С 1815 года опять преподавал в отцовском училище колонновожатых, дослужившись до штабс-капитана. Собственно, на этом, с учетом здоровья, конечно, его военная служба была исчерпана уже в юности. Что не помешало впоследствии быть произведенным с гражданской службы аж в генералы.

Заговорщик. Ну почти

Прежде чем стать генералом, министром и вообще образцовым государственником сатрапом, Михаил Николаевич побывал революционером. Тайным.

Зато в составе целой организованной группы родственников.

Его старший брат Александр Николаевич, а по некоторым, хотя и спорным данным, и отец Николай Николаевич создали знаменитый «Союз спасения».

Декабрист Сергей Муравьев-Апостол, гравюра

Декабрист Сергей Муравьев-Апостол, гравюра

Точнее, сперва была «Священная артель», в которой состояло больше трех десятков (!) бывших и действующих учащихся муравьевской школы колонновожатых. Среди них еще несколько родственников Муравьева, включая двух Муравьевых-Апостолов. Практически все потом стали декабристами, пройдя через «Союз спасения» и «Союз благоденствия»

Вроде как в 1820-м Михаил Николаевич к тайным обществам и революциям охладел. Случилось это, по позднейшим воспоминаниями самого «вешателя», после восстания лейб-гвардии Семёновского полка.

Напомним, что до 1822 года не только участвовать, но и создавать тайные общества в России было деятельностью законной. Точнее, никак не регулируемой.

После восстания на Сенатской площади Муравьев — вроде бы как больше пяти лет назад развязавший с заговорщиками — был арестован по делу декабристов и несколько месяцев провел в Петропавловской крепости.
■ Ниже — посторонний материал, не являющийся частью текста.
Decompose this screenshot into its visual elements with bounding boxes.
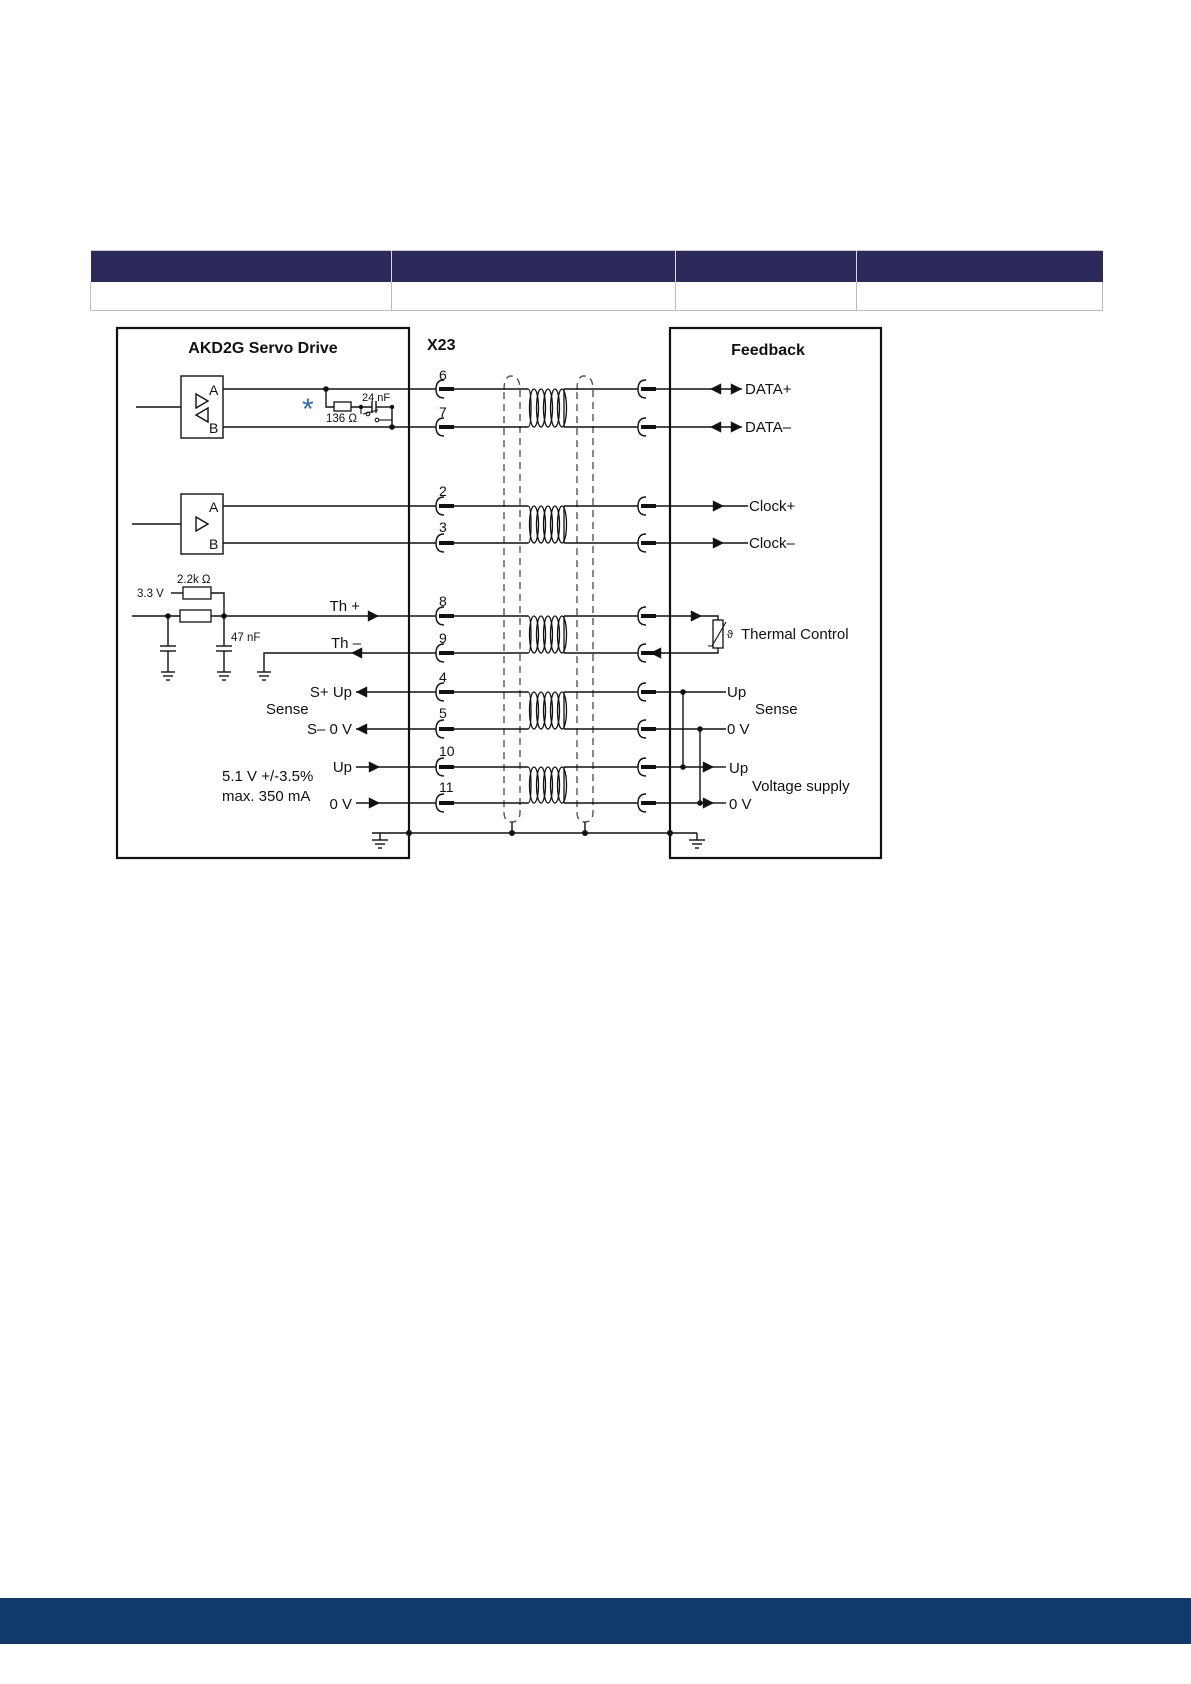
clock-minus-label: Clock– (749, 535, 795, 552)
junction-dot (406, 830, 412, 836)
pin-b-label: B (209, 536, 219, 552)
connector-label: X23 (427, 337, 456, 354)
up-label-left: Up (332, 759, 352, 776)
pin-number: 8 (439, 593, 447, 609)
data-plus-label: DATA+ (745, 381, 792, 398)
twisted-pairs (436, 380, 656, 812)
cap-47nf-label: 47 nF (231, 632, 261, 644)
cable-shield-outer (504, 376, 520, 822)
footer-band (0, 1598, 1191, 1644)
capacitor-filter (160, 616, 176, 680)
junction-dot (582, 830, 588, 836)
sense-title-right: Sense (755, 701, 798, 718)
thermistor (713, 620, 723, 648)
pin-number: 4 (439, 669, 447, 685)
s-0v-label: S– 0 V (306, 721, 352, 738)
sense-0v-label: 0 V (727, 721, 750, 738)
supply-up-label: Up (729, 760, 749, 777)
ground-symbol (257, 672, 271, 680)
junction-dot (667, 830, 673, 836)
wire (264, 653, 351, 672)
sense-up-label: Up (727, 684, 747, 701)
pin-number: 6 (439, 367, 447, 383)
drive-title: AKD2G Servo Drive (188, 340, 338, 357)
cap-24nf-label: 24 nF (362, 392, 391, 404)
pin-number: 5 (439, 705, 447, 721)
supply-0v-label: 0 V (729, 796, 752, 813)
supply-voltage-label: 5.1 V +/-3.5% (222, 768, 314, 785)
s-up-label: S+ Up (309, 684, 352, 701)
pin-number: 9 (439, 630, 447, 646)
pin-number: 10 (439, 743, 455, 759)
wire (211, 593, 224, 616)
pin-a-label: A (209, 382, 219, 398)
pin-b-label: B (209, 420, 219, 436)
supply-title-right: Voltage supply (752, 778, 850, 795)
thermistor-symbol: ϑ (727, 629, 734, 641)
supply-current-label: max. 350 mA (222, 788, 311, 805)
v33-label: 3.3 V (137, 588, 164, 600)
resistor-series (180, 610, 211, 622)
pin-number: 2 (439, 483, 447, 499)
pin-number: 3 (439, 519, 447, 535)
sense-label-left: Sense (266, 701, 309, 718)
th-minus-label: Th – (330, 635, 361, 652)
cable-shield-inner (577, 376, 593, 822)
capacitor-47nf (216, 616, 232, 680)
pin-a-label: A (209, 499, 219, 515)
thermal-control-label: Thermal Control (741, 626, 849, 643)
junction-dot (697, 726, 703, 732)
asterisk-mark: * (302, 393, 314, 426)
pin-number: 7 (439, 404, 447, 420)
ground-symbol (689, 833, 705, 848)
pin-number: 11 (439, 779, 454, 795)
zero-v-label-left: 0 V (329, 796, 352, 813)
res-136-label: 136 Ω (326, 413, 357, 425)
transceiver-tx (196, 394, 208, 408)
junction-dot (680, 764, 686, 770)
transceiver-rx (196, 408, 208, 422)
resistor-2k2 (183, 587, 211, 599)
ground-symbol (372, 833, 388, 848)
feedback-title: Feedback (731, 342, 805, 359)
clock-plus-label: Clock+ (749, 498, 796, 515)
wire (326, 389, 334, 407)
wire (688, 648, 718, 653)
junction-dot (697, 800, 703, 806)
junction-dot (389, 424, 395, 430)
driver-triangle (196, 517, 208, 531)
junction-dot (509, 830, 515, 836)
res-2k2-label: 2.2k Ω (177, 574, 211, 586)
th-plus-label: Th + (329, 598, 360, 615)
junction-dot (680, 689, 686, 695)
data-minus-label: DATA– (745, 419, 792, 436)
resistor-136 (334, 402, 351, 411)
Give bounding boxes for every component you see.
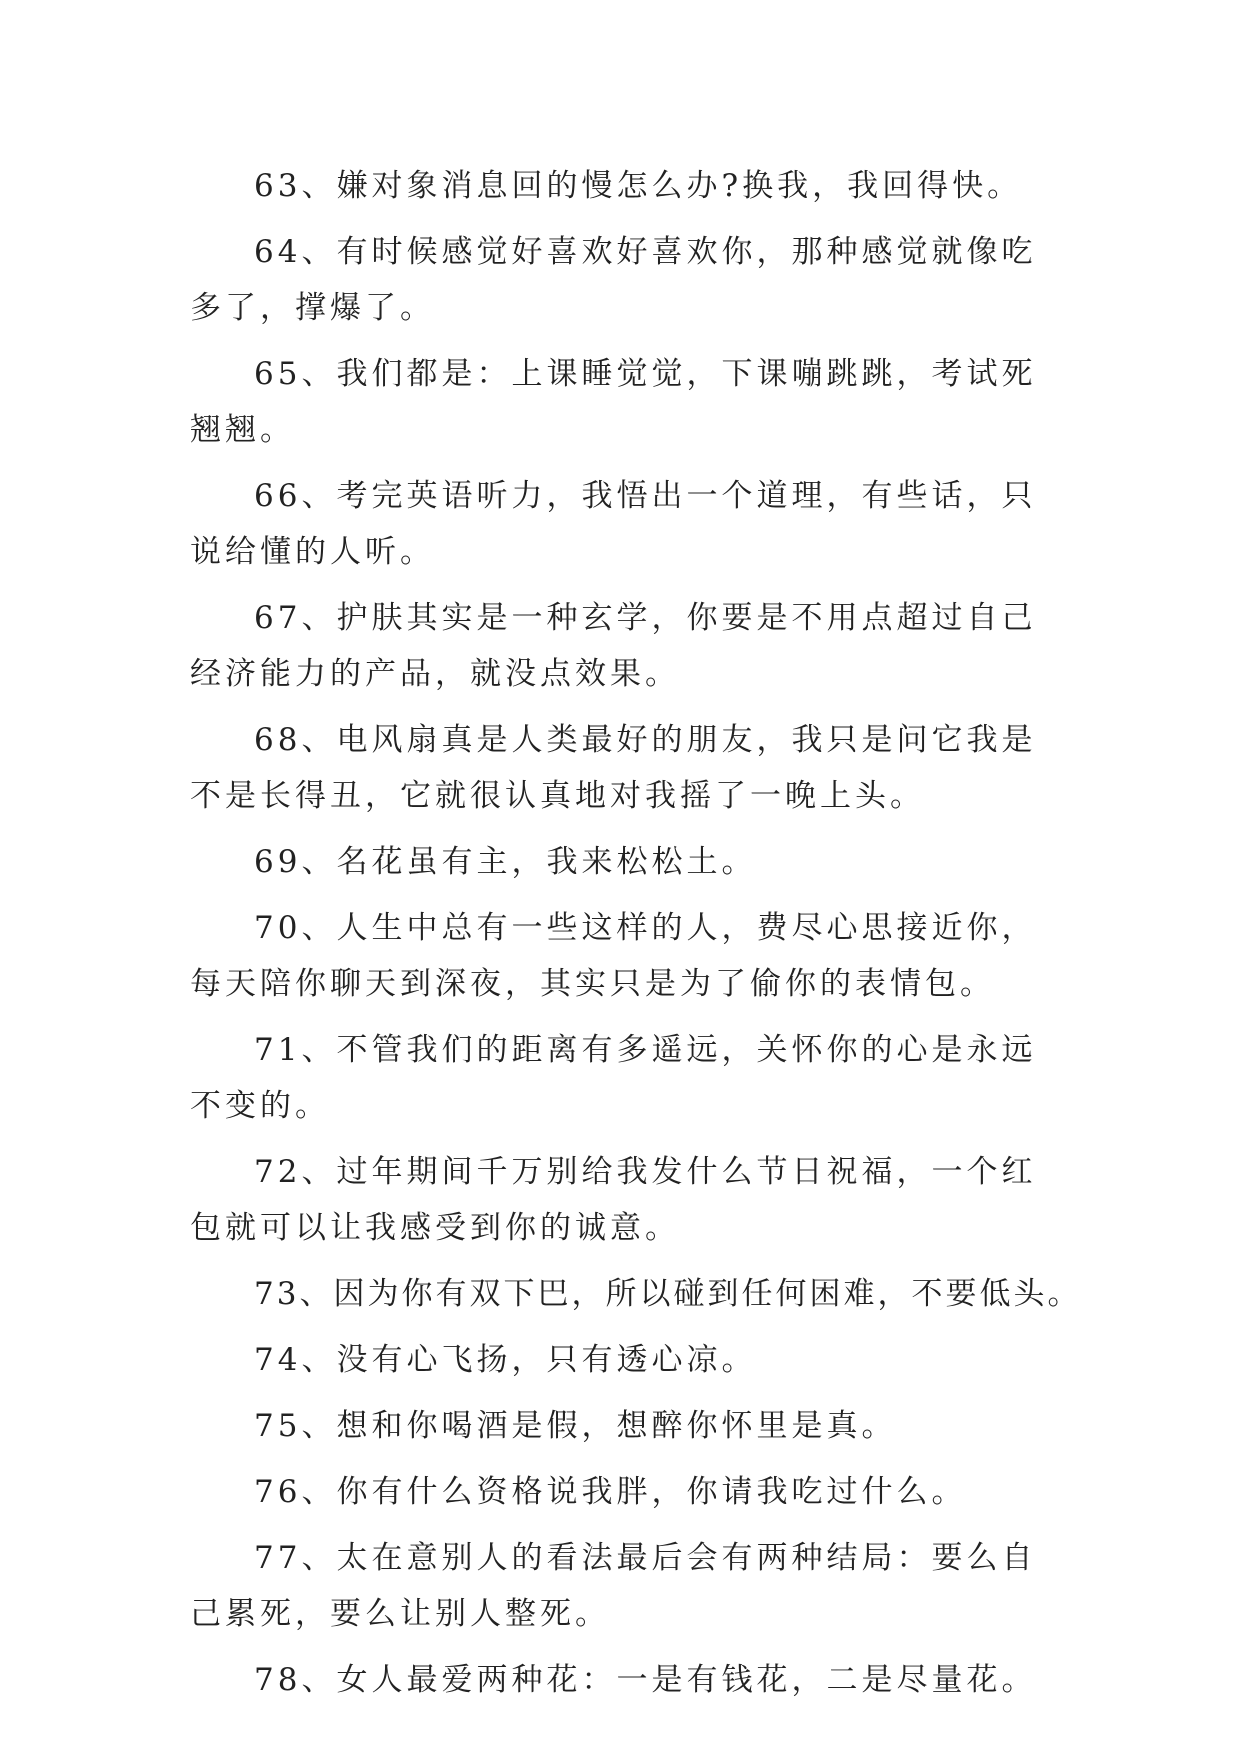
paragraph-64: 64、有时候感觉好喜欢好喜欢你，那种感觉就像吃多了，撑爆了。 [190,234,1037,326]
paragraph-72: 72、过年期间千万别给我发什么节日祝福，一个红包就可以让我感受到你的诚意。 [190,1154,1037,1246]
paragraph-70: 70、人生中总有一些这样的人，费尽心思接近你，每天陪你聊天到深夜，其实只是为了偷你的表情包。 [190,910,1037,1002]
paragraph-71: 71、不管我们的距离有多遥远，关怀你的心是永远不变的。 [190,1032,1037,1124]
paragraph-73: 73、因为你有双下巴，所以碰到任何困难，不要低头。 [254,1276,1082,1312]
paragraph-76: 76、你有什么资格说我胖，你请我吃过什么。 [254,1474,967,1510]
paragraph-65: 65、我们都是：上课睡觉觉，下课嘣跳跳，考试死翘翘。 [190,356,1037,448]
paragraph-78: 78、女人最爱两种花：一是有钱花，二是尽量花。 [254,1662,1037,1698]
paragraph-74: 74、没有心飞扬，只有透心凉。 [254,1342,757,1378]
paragraph-69: 69、名花虽有主，我来松松土。 [254,844,757,880]
paragraph-68: 68、电风扇真是人类最好的朋友，我只是问它我是不是长得丑，它就很认真地对我摇了一晚上头。 [190,722,1037,814]
paragraph-63: 63、嫌对象消息回的慢怎么办?换我，我回得快。 [254,168,1023,204]
document-body [190,158,1082,1718]
paragraph-75: 75、想和你喝酒是假，想醉你怀里是真。 [254,1408,897,1444]
paragraph-66: 66、考完英语听力，我悟出一个道理，有些话，只说给懂的人听。 [190,478,1037,570]
paragraph-77: 77、太在意别人的看法最后会有两种结局：要么自己累死，要么让别人整死。 [190,1540,1037,1632]
paragraph-67: 67、护肤其实是一种玄学，你要是不用点超过自己经济能力的产品，就没点效果。 [190,600,1037,692]
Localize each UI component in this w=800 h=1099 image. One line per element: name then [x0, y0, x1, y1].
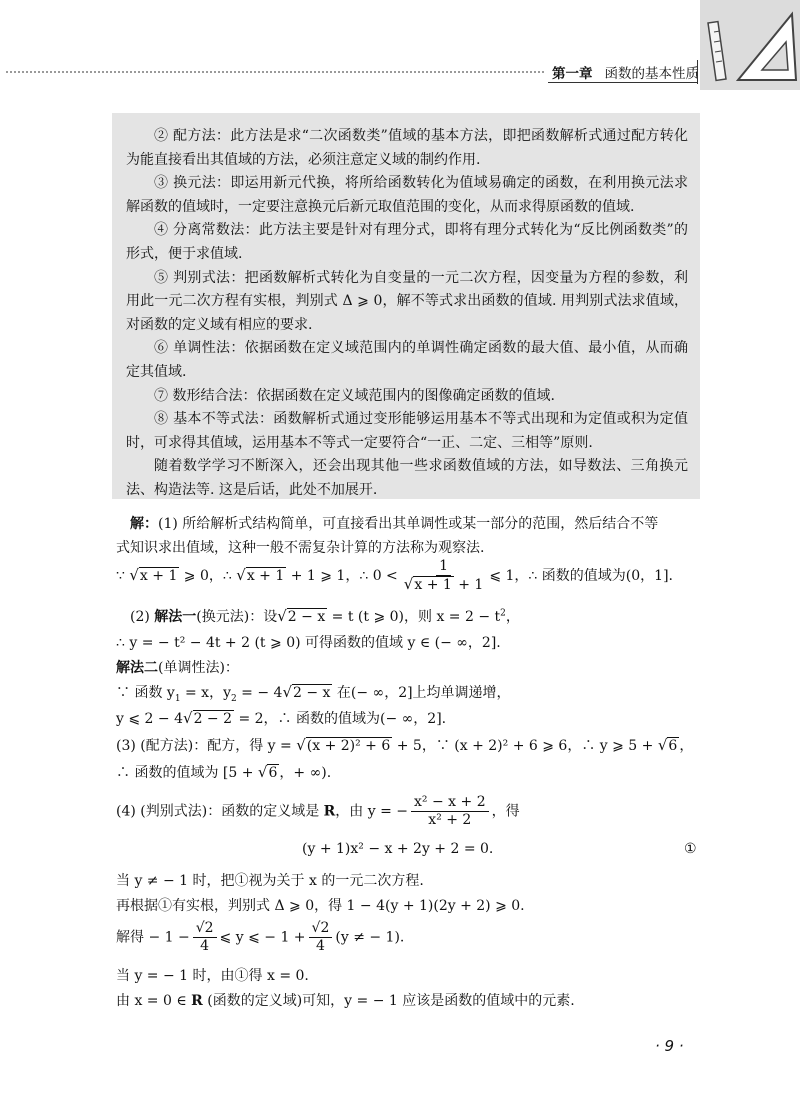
solution-line: 再根据①有实根，判别式 Δ ⩾ 0，得 1 − 4(y + 1)(2y + 2) ⩾ 0. — [116, 898, 525, 914]
chapter-heading — [552, 62, 699, 82]
ruler-triangle-icon — [700, 0, 800, 90]
header-divider — [697, 60, 698, 84]
formula-line: ∴ 函数的值域为 [5 + √6 ，+ ∞). — [116, 763, 332, 781]
equation-marker: ① — [684, 841, 697, 857]
page-header — [0, 0, 800, 90]
formula-line: y ⩽ 2 − 4√2 − 2 = 2，∴ 函数的值域为(− ∞，2]. — [116, 709, 447, 727]
solution-label: 解： — [130, 516, 158, 532]
method-paragraph: ⑤ 判别式法：把函数解析式转化为自变量的一元二次方程，因变量为方程的参数，利用此一元二次方程有实根，判别式 Δ ⩾ 0，解不等式求出函数的值域. 用判别式法求值域，对函数的定义域有相应的要求. — [126, 269, 688, 333]
formula-line: (2) 解法一(换元法)：设√2 − x = t (t ⩾ 0)，则 $x = 2 - t^2$， — [130, 607, 520, 625]
solution-line: 当 y = − 1 时，由①得 x = 0. — [116, 968, 309, 984]
fraction: $\frac{√2}{4}$ — [193, 920, 217, 955]
equation-line: (y + 1)x² − x + 2y + 2 = 0. — [302, 841, 494, 857]
page-number: · 9 · — [655, 1037, 684, 1055]
formula-line: (3) (配方法)：配方，得 y = √(x + 2)² + 6 + 5，∵ (x + 2)² + 6 ⩾ 6，∴ y ⩾ 5 + √6 ， — [116, 736, 694, 754]
method-paragraph: 随着数学学习不断深入，还会出现其他一些求函数值域的方法，如导数法、三角换元法、构造法等. 这是后话，此处不加展开. — [126, 458, 688, 498]
method-paragraph: ⑧ 基本不等式法：函数解析式通过变形能够运用基本不等式出现和为定值或积为定值时，可求得其值域，运用基本不等式一定要符合“一正、二定、三相等”原则. — [126, 411, 688, 451]
solution-line: 解：(1) 所给解析式结构简单，可直接看出其单调性或某一部分的范围，然后结合不等 — [130, 516, 659, 532]
solution-line: 当 y ≠ − 1 时，把①视为关于 x 的一元二次方程. — [116, 873, 424, 889]
formula-line: 解得 − 1 − $\frac{√2}{4}$ ⩽ y ⩽ − 1 + $\frac{√2}{4}$ (y ≠ − 1). — [116, 920, 405, 954]
method-paragraph: ④ 分离常数法：此方法主要是针对有理分式，即将有理分式转化为“反比例函数类”的形式，便于求值域. — [126, 222, 688, 262]
methods-summary-box — [112, 113, 700, 499]
formula-line: (4) (判别式法)：函数的定义域是 R，由 y = − $\frac{\text{x² − x + 2}}{\text{x² + 2}}$ ，得 — [116, 794, 520, 828]
chapter-title: 函数的基本性质 — [604, 66, 699, 82]
solution-line: 解法二(单调性法)： — [116, 660, 239, 676]
header-dotted-line — [6, 71, 544, 73]
method-paragraph: ② 配方法：此方法是求“二次函数类”值域的基本方法，即把函数解析式通过配方转化为能直接看出其值域的方法，必须注意定义域的制约作用. — [126, 128, 688, 168]
fraction: $\frac{\text{x² − x + 2}}{\text{x² + 2}}$ — [411, 794, 489, 829]
method-paragraph: ③ 换元法：即运用新元代换，将所给函数转化为值域易确定的函数，在利用换元法求解函数的值域时，一定要注意换元后新元取值范围的变化，从而求得原函数的值域. — [126, 175, 688, 215]
solution-line: 由 x = 0 ∈ R (函数的定义域)可知，y = − 1 应该是函数的值域中的元素. — [116, 993, 575, 1009]
method-paragraph: ⑥ 单调性法：依据函数在定义域范围内的单调性确定函数的最大值、最小值，从而确定其值域. — [126, 340, 688, 380]
formula-line: ∴ y = − t² − 4t + 2 (t ⩾ 0) 可得函数的值域 y ∈ (− ∞，2]. — [116, 635, 501, 651]
header-rule — [548, 82, 698, 83]
chapter-number: 第一章 — [552, 66, 593, 82]
fraction: $\frac{1}{√x + 1 + 1}$ — [403, 558, 484, 593]
formula-line: ∵ 函数 $y_1 = x$，$y_2$ = − 4√2 − x 在(− ∞，2]上均单调递增， — [116, 683, 511, 704]
solution-line: 式知识求出值域，这种一般不需复杂计算的方法称为观察法. — [116, 540, 485, 556]
method-paragraph: ⑦ 数形结合法：依据函数在定义域范围内的图像确定函数的值域. — [154, 387, 555, 404]
fraction: $\frac{√2}{4}$ — [309, 920, 333, 955]
formula-line: ∵ √x + 1 ⩾ 0，∴ √x + 1 + 1 ⩾ 1，∴ 0 < $\frac{1}{√x + 1 + 1}$ ⩽ 1，∴ 函数的值域为(0，1]. — [116, 558, 673, 593]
Давал показания в духе того, что «Союз благоденствия» «просто занимался распространением добрых нравов и просвещения». При этом он показал на других участников, но только тех, кто уже был арестован, а также на Василия Перовского, успевшего уехать за границу, и Михаила Новикова, который ушел из жизни.

Правда, все это опять-таки согласно официальной версии, основанной на словах самого Михаила Николаевича. Могло ли быть такое, что он больше никого не выдал и как при этом не получил срок за лжесвидетельство — оставим это вопросом на размышление.

Факт же в том, что

Михаил Муравьев не только не был вместе с братом отправлен на каторгу, а вышел из застенка с повышением по службе.

По личному распоряжению Николая I Муравьев был оправдан и получил чин статского советника (в армии это аналогично бригадному генералу).

После короткой службы в МВД, где он разрабатывал антикоррупционные инициативы, был назначен вице-губернатором в Витебск.

Побывав подпольщиком, Михаил Николаевич на всю жизнь запомнил не только опыт конспиративной работы, но и стойкое убеждение, что заговоры не только вероятны, а вернее всего — постоянно готовятся.

А также решил, что бороться с режимом непродуктивно и просто опасно. Лучше служить.

Чем он и занялся.

Технократ

Ну и казнокрад заодно. Так уж заведено, что эти понятия в российской бюрократии, словно сиамские близнецы.

Весь чиновничий послужной список Муравьева-вешателя подробно рассматривать не имеет смысла, важно отметить: Михаил Николаевич оказался человеком крайне разносторонним.

После короткой «стажировки» в Витебске получил повышение до губернатора — в Могилеве, в 1828 году.

В 1830–31 гг. на тех же землях бывшей Речи Посполитой в качестве генерал-полицмейстера Резервной (внутренней) армии графа Петра Толстого участвовал в подавлении польского восстания. Именно тогда и стал «вешателем» — не только фигурально, разумеется.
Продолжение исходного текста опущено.